Estaba más irritado que asustado, mientras me afeitaba, mirándome en el espejo del cuarto de baño. Una parte de mi mente se mostraba aterrada por aquello que habíamos tenido que afrontar en el piso inferior: que el cuerpo que vimos en el sótano de Jack —increíblemente, innegablemente, y por imposible que pareciera— no poseía huellas digitales. Aquello no lo habíamos imaginado, de eso estaba seguro, y era un hecho que ninguna argumentación de Mannie hubiera podido explicar. Pero, sobre todo, inclinado hacia el espejo mientras pasaba la cuchilla por mi mentón, estaba enfadado; no quería que Becky Driscoll viviese aquí, en mi casa, donde la vería más veces en un día de lo que por lo común la veía en una semana. Era demasiado atractiva, demasiado agradable y agraciada, y era evidente el peligro que habia en ello.

—Condenado guaperas —me dije a mi propia cara, mientras me afeitaba—. Puedes casarte con ellas, de acuerdo; pero no puedes permanecer casado, ese es tu problema. Eres débil. Emocionalmente inestable. Esencialmente inseguro. Un niño latente. Una cloaca de inmadurez, incapaz de aceptar una responsabilidad adulta —sonreí, y traté de pensar algo más—. No eres más que un matasanos con una personalidad donjuanesca. Un pseudo… —ahí me detuve, y terminé de afeitarme con la incómoda sensación de que no era gracioso, sino cierto, el hecho de que hubiera fracasado con una mujer y ya me estuviera enredando demasiado con otra. Y, por lo que sabía, era mejor, por mi bien y el suyo, que estuviera en cualquier parte excepto aquí, bajo mi propio techo.

Jack me acompañó a la ciudad para hablar con Nick Grivett, el jefe de la policía local; ambos lo conocíamos bien. Después de todo, Jack había encontrado un cadáver, y este había desaparecido. Tenía que denunciarlo. Pero decidimos, mientras bajábamos a la ciudad en mi coche, que debía denunciar solamente aquel hecho, y nada más que eso. No podíamos explicar el retraso en poner la denuncia, así que convinimos alterar un poco la secuencia temporal y referir que habíamos encontrado el cuerpo la noche anterior, en lugar de la mañana de aquel mismo día; de hecho, todo podía haber ocurrido perfectamente de esa manera.

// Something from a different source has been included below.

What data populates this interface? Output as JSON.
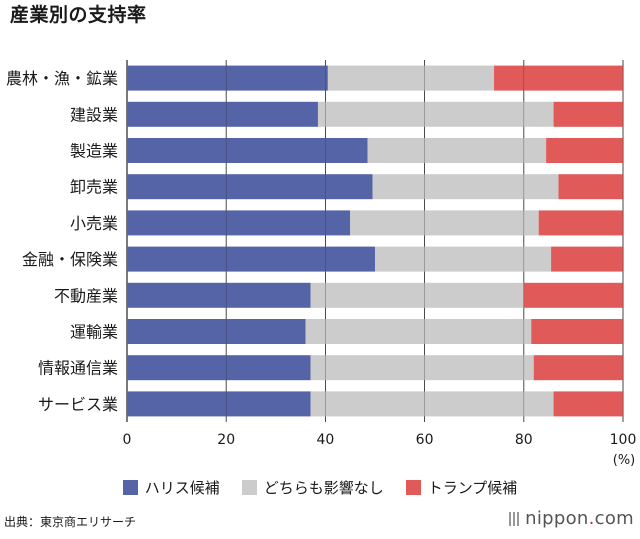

Incluso así, había una pequeña demora que explicar: ¿por qué Jack, entonces, no telefoneó a la policía la noche anterior? Para solventarlo, Jack contaría que Theodora se hallaba bajo la influencia de una profunda crisis histérica; que él no podía pensar en otra cosa hasta que ella no se recuperase, y que por eso corrió a llevarla al médico, o sea a mí. Puesto que Theodora había sufrido un terrible shock, decidimos que tanto ella como él permanecerían en mi casa, y luego, antes de telefonear a la policía, Jack regresaría a la suya para ponerse algunas ropas; fue entonces, al acudir a su casa, cuando advirtió que el cuerpo había desaparecido. Suponíamos que Grivett le echaría una buena bronca, pero no había nada más que pudiera hacer. Sonriendo, le dije a Jack que se mostrase tan idiota y atolondrado como fuera capaz, pues Grivett ya se encargaría de achacar todo lo que le contase a su pertenencia a un oficio tan poco práctico como el literario.

Jack asintió y sonrió un poco ante esa idea, pero al punto su rostro se ensombreció de nuevo.

—Nos olvidamos de las huellas digitales, ¿verdad? Cuando hable con Grivett…

Me encogí de hombros y compuse una mueca:

—Debes hacerlo. Grivett te metería entre rejas si le mencionaras eso.

Nos dirigimos a la comisaría de policía, Jack salió y yo le dediqué una sonrisa. Luego agité una mano y seguí conduciendo.